Ironically, this sober postmortem is best when it's funniest. Kumble spares no vitriol in describing some of his former colleagues. Harvey Myerson, who reportedly remains under investigation by the U.S. attorney's office in Brooklyn for alleged improprieties at the firm, gets the worst of it. Myerson is "short, stocky and perpetually bathed in sweat," Kumble writes. "Watching him eat was an experience in itself. He would devour food, stuffing his mouth hand-over-hand.
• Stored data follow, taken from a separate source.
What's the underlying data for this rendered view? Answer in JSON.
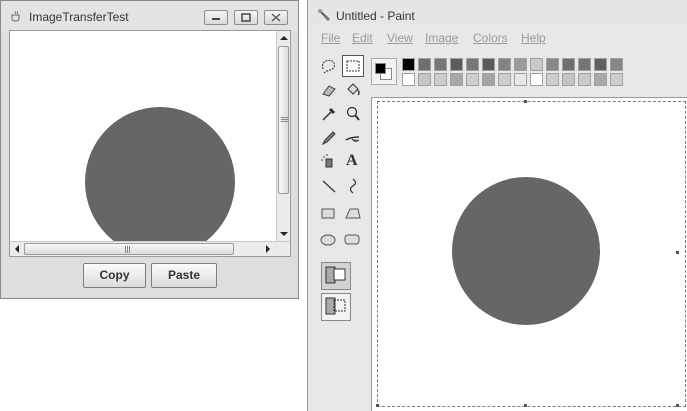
{
  "java_window": {
    "title": "ImageTransferTest",
    "buttons": {
      "copy": "Copy",
      "paste": "Paste"
    },
    "circle_color": "#666666"
  },
  "paint_window": {
    "title": "Untitled - Paint",
    "menu": [
      "File",
      "Edit",
      "View",
      "Image",
      "Colors",
      "Help"
    ],
    "tools": [
      "free-form-select",
      "rectangle-select",
      "eraser",
      "fill",
      "color-picker",
      "magnifier",
      "pencil",
      "brush",
      "airbrush",
      "text",
      "line",
      "curve",
      "rectangle",
      "polygon",
      "ellipse",
      "rounded-rectangle"
    ],
    "text_tool_glyph": "A",
    "foreground_color": "#000000",
    "background_color": "#ffffff",
    "palette_top": [
      "#000000",
      "#6e6e6e",
      "#777777",
      "#5c5c5c",
      "#777777",
      "#5a5a5a",
      "#838383",
      "#9b9b9b",
      "#c9c9c9",
      "#888888",
      "#6e6e6e",
      "#757575",
      "#5f5f5f",
      "#868686"
    ],
    "palette_bottom": [
      "#ffffff",
      "#c6c6c6",
      "#cccccc",
      "#a9a9a9",
      "#cfcfcf",
      "#a5a5a5",
      "#cdcdcd",
      "#e8e8e8",
      "#ffffff",
      "#cdcdcd",
      "#c3c3c3",
      "#cacaca",
      "#aaaaaa",
      "#cdcdcd"
    ],
    "circle_color": "#666666"
  }
}
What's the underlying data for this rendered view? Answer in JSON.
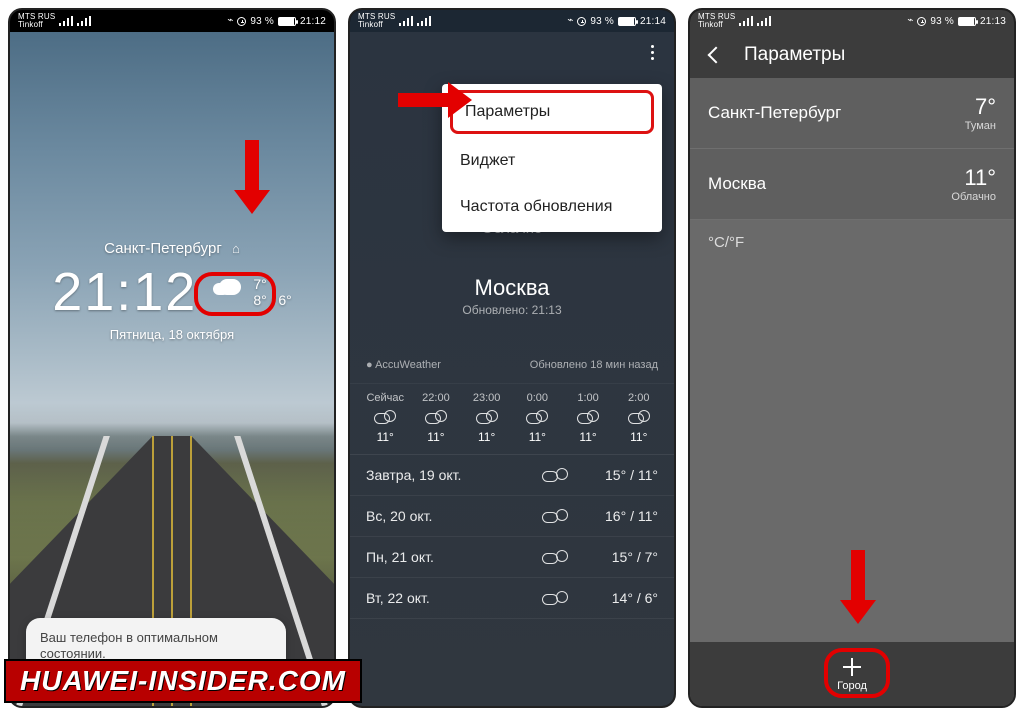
{
  "status": {
    "carrier1": "MTS RUS",
    "carrier2": "Tinkoff",
    "battery": "93 %",
    "time1": "21:12",
    "time2": "21:14",
    "time3": "21:13"
  },
  "phone1": {
    "city": "Санкт-Петербург",
    "clock": "21:12",
    "temp_now": "7°",
    "temp_hi_lo": "8° / 6°",
    "date": "Пятница, 18 октября",
    "toast": "Ваш телефон в оптимальном состоянии."
  },
  "phone2": {
    "menu": {
      "settings": "Параметры",
      "widget": "Виджет",
      "freq": "Частота обновления"
    },
    "cond_top": "Облачно",
    "city": "Москва",
    "updated": "Обновлено: 21:13",
    "attrib_left": "AccuWeather",
    "attrib_right": "Обновлено 18 мин назад",
    "hourly": [
      {
        "label": "Сейчас",
        "temp": "11°"
      },
      {
        "label": "22:00",
        "temp": "11°"
      },
      {
        "label": "23:00",
        "temp": "11°"
      },
      {
        "label": "0:00",
        "temp": "11°"
      },
      {
        "label": "1:00",
        "temp": "11°"
      },
      {
        "label": "2:00",
        "temp": "11°"
      }
    ],
    "daily": [
      {
        "day": "Завтра, 19 окт.",
        "temp": "15° / 11°"
      },
      {
        "day": "Вс, 20 окт.",
        "temp": "16° / 11°"
      },
      {
        "day": "Пн, 21 окт.",
        "temp": "15° / 7°"
      },
      {
        "day": "Вт, 22 окт.",
        "temp": "14° / 6°"
      }
    ]
  },
  "phone3": {
    "title": "Параметры",
    "cities": [
      {
        "name": "Санкт-Петербург",
        "temp": "7°",
        "cond": "Туман"
      },
      {
        "name": "Москва",
        "temp": "11°",
        "cond": "Облачно"
      }
    ],
    "units": "°C/°F",
    "add": "Город"
  },
  "watermark": "HUAWEI-INSIDER.COM"
}
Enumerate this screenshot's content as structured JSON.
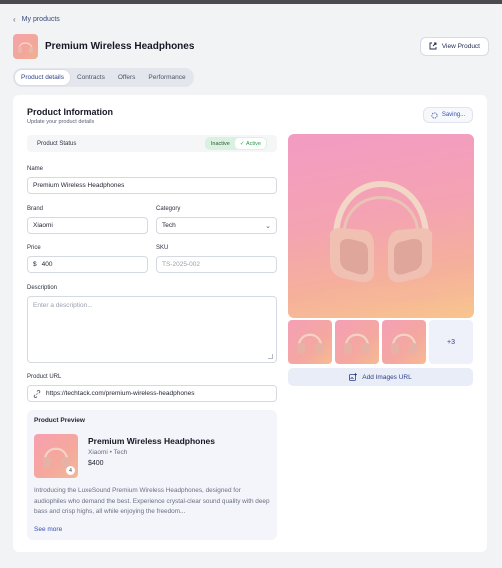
{
  "nav": {
    "back_label": "My products"
  },
  "header": {
    "title": "Premium Wireless Headphones",
    "view_button": "View Product"
  },
  "tabs": [
    {
      "label": "Product details",
      "active": true
    },
    {
      "label": "Contracts",
      "active": false
    },
    {
      "label": "Offers",
      "active": false
    },
    {
      "label": "Performance",
      "active": false
    }
  ],
  "info": {
    "title": "Product Information",
    "subtitle": "Update your product details",
    "saving_label": "Saving..."
  },
  "status": {
    "label": "Product Status",
    "inactive": "Inactive",
    "active": "Active",
    "selected": "Active"
  },
  "form": {
    "name_label": "Name",
    "name_value": "Premium Wireless Headphones",
    "brand_label": "Brand",
    "brand_value": "Xiaomi",
    "category_label": "Category",
    "category_value": "Tech",
    "price_label": "Price",
    "price_currency": "$",
    "price_value": "400",
    "sku_label": "SKU",
    "sku_placeholder": "TS-2025-002",
    "description_label": "Description",
    "description_placeholder": "Enter a description...",
    "url_label": "Product URL",
    "url_value": "https://techtack.com/premium-wireless-headphones"
  },
  "preview": {
    "title": "Product Preview",
    "name": "Premium Wireless Headphones",
    "meta": "Xiaomi • Tech",
    "price": "$400",
    "image_count": "4",
    "description": "Introducing the LuxeSound Premium Wireless Headphones, designed for audiophiles who demand the best. Experience crystal-clear sound quality with deep bass and crisp highs, all while enjoying the freedom...",
    "see_more": "See more"
  },
  "gallery": {
    "more_count": "+3",
    "add_url_label": "Add Images URL"
  },
  "colors": {
    "accent": "#3550b0",
    "active_green": "#239b4d"
  }
}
And talk all the while, so that food would be falling from the sides of his mouth and occasionally shooting out at his table companions." And then there are accounts of the battles among partners over expense reports for furs and jewelry and the rent on a mistress's apartment. (IRS tip: these are not usually viewed as deductible items, but you should consult your own lawyer.) While these are not insights we associate with the likes of Oliver Wendell Holmes, they do give a picture of the bitterness of life as a scorpion.
But what Kumble, now chairman of a leveraged-buyout firm, really wants is to offer up advice to those who would follow him. Choose "a good, loyal, hard-working, decent man" over an "abrasive, disloyal man who arrived last week, but who was a major rainmaker." Avoid "too many strong egos" and "too many 'maximum leader' types." Sounds right--and fairly obvious. Kumble couldn't figure that out 20 or 10 years ago? It's probably a good thing that he's not looking for sympathy with this book. He doesn't deserve any: Steven Kumble reaped what he sowed.